Metaphors / Selected Soundworks from the Cinema of Apichatpong Weerasethakul (Sub Rosa, 2017)

sr448_frontPer tutti gli appassionati del cinema thailandese (ammesso che esistano) una notizia che potrà farli sobbalzare: un’uscita ad opera della complessa etichetta Sub Rosa in cui vengono inclusi i lavori audio per i film di Apichatpong Weerasethakul (uno dei più famosi è il titolo Lo Zio Bunmee che si ricorda le vite precedenti, cui è valsa la palma d’oro a Cannes nel 2010, ma non possiamo non citare anche Cemetery of Splendour, Tropical Malady, Syndromes and a century, per esempio). La storia di questa sorta di antologia a cavallo tra cinema e musica (e quindi ci andiamo a situare nel campo del “suono”) ha dei trascorsi molto interessanti, come lo sono i suoi. Considerato come uno degli autori più interessanti del cinema contemporaneo, i suoi sette lungometraggi, i corti e le sue istallazioni, sparse internazionalmente, hanno ottenuto riconoscimenti in tutto il mondo, e questa compilation Metaphors, raccoglie 14 lavori sonori selezionati accuratamente dalle sue opere cinematografiche dal 2003.
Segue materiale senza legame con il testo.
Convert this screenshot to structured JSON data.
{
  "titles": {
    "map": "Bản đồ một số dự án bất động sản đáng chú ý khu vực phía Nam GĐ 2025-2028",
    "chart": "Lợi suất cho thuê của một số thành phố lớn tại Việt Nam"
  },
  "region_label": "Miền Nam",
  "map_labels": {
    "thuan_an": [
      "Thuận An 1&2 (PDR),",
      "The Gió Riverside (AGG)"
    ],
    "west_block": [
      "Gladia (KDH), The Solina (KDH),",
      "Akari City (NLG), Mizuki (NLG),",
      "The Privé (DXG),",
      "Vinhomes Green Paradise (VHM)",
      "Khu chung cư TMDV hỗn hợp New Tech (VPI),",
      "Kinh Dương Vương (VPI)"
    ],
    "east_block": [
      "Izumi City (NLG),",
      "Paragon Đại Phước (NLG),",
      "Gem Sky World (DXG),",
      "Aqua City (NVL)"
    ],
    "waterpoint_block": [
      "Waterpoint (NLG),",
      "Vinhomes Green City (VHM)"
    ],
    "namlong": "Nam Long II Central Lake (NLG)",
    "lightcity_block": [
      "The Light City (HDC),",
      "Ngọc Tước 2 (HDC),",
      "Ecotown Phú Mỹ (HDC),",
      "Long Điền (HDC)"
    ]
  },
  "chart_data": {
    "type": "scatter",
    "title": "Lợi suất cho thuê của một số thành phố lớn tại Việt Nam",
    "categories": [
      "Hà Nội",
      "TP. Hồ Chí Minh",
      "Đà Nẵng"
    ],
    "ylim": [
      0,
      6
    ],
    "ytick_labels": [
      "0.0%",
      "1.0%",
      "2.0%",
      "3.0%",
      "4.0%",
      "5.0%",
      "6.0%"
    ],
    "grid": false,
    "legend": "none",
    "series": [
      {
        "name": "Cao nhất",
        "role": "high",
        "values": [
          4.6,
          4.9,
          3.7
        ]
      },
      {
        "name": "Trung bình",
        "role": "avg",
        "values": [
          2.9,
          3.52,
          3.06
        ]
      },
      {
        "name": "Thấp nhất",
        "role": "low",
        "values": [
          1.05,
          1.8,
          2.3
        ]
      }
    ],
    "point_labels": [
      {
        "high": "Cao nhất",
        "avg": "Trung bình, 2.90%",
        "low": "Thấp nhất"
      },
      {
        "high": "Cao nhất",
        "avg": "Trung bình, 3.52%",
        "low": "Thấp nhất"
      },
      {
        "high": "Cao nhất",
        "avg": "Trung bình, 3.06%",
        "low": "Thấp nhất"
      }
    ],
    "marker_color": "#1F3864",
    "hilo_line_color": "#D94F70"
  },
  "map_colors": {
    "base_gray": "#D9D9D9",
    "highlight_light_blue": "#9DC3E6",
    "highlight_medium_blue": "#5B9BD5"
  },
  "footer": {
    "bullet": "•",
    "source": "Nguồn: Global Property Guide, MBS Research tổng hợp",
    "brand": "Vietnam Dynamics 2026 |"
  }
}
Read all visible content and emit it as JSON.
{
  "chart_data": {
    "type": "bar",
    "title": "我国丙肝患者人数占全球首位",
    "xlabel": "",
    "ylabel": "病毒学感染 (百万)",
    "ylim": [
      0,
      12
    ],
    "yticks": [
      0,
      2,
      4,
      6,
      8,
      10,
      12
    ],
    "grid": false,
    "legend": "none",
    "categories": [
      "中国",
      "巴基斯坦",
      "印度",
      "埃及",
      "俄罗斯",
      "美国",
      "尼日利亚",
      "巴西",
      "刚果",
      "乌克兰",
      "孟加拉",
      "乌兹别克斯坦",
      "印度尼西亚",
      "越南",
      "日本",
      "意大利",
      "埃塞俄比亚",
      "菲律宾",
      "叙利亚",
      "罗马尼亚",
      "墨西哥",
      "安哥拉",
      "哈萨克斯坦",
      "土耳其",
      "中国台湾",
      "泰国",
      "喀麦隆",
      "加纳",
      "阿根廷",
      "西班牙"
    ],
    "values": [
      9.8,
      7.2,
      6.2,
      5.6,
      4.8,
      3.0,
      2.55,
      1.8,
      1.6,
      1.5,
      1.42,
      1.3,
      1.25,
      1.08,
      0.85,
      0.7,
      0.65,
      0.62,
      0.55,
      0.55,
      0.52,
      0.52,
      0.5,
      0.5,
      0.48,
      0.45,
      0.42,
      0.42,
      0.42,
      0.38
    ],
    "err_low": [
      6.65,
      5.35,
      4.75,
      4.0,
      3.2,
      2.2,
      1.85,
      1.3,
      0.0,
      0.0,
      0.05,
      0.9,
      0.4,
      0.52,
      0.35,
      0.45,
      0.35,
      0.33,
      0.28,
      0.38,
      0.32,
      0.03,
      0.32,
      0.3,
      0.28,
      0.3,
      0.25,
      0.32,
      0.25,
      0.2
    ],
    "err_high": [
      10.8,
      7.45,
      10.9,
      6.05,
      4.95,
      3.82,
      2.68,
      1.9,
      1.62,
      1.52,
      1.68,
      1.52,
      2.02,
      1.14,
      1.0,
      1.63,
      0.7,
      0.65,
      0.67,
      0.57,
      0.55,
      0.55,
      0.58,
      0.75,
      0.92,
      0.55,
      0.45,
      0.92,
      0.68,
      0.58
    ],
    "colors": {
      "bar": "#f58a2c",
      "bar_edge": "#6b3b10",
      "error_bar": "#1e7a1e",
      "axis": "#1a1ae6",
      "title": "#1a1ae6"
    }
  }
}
Il Nostro ha lavorato sul design del suono dal 2003 dando molta importanza ai suoni registrati in loco, i classici (o innovativi, a seconda dei punti di vista) field recordings che danno il senso di continuità che si respira nei suoi film.
In post-produzione infatti Weerasethakul è affascinato dalla manipolazione di questi suoni per poter espreimere “la realtà”, e cioè, la sua rappresentazione, non l’attaccamento originale suono-luogo, ma piuttosto il sedimento di una memoria stratificata. Così come tratta le immagini, Apichatpong, subentra la fragilità dell’audio. Nel suo cinema, preferisce i suoni naturali rispetto alla musica, ma riesce anche ad incorporare canzoni popolari che magari venivano catturate durante le riprese.
In alcuni casi, addirittura, ci capita di ascoltare gli esperimenti audio di Kitano in Zatoichi dove il caso e il ritmo diventano un tutt’uno, in cui la totalità si esprime (come ha dichiarato Sakamoto quando ha ascoltato le opere audio di Weerasethakul). E questa totalità non ha nulla a che vedere col termine analizzato contrapposto ad infinito, come un mondo conchiuso, a tratti ottuso e (avendo appunto la stessa radice) “totalitario”. Il cinema definibile nella sua bellezza è quando rende possibile l’inaspettato, come la breve ma intensa lezione di cinema di Herzog dei 20 secondi di Grizzly Man, in cui proprio la spontaneità, la natura, il tempo e lo scorrere appaiono davanti alle nostre pupille, che solo chi sa guardare con meraviglia può apprezzare.
Il cinema di Apichatpong è pura meraviglia, silenzio, rumore, ignoto, passato (futuro), sapienza, metafora, poiché “spinge oltre”, come lo zio Bunmee che, nonostante il suo corpo sia in una camera d’albergo, ritrovandosi a guardare la tv assordante, si dissocia da quel mondo, da quel tempo, migrando la propria anima verso luoghi lontani, così lontani che il tempo si ferma, sia quello che ha abbandonato, che quello che ha nuovamente abbracciato.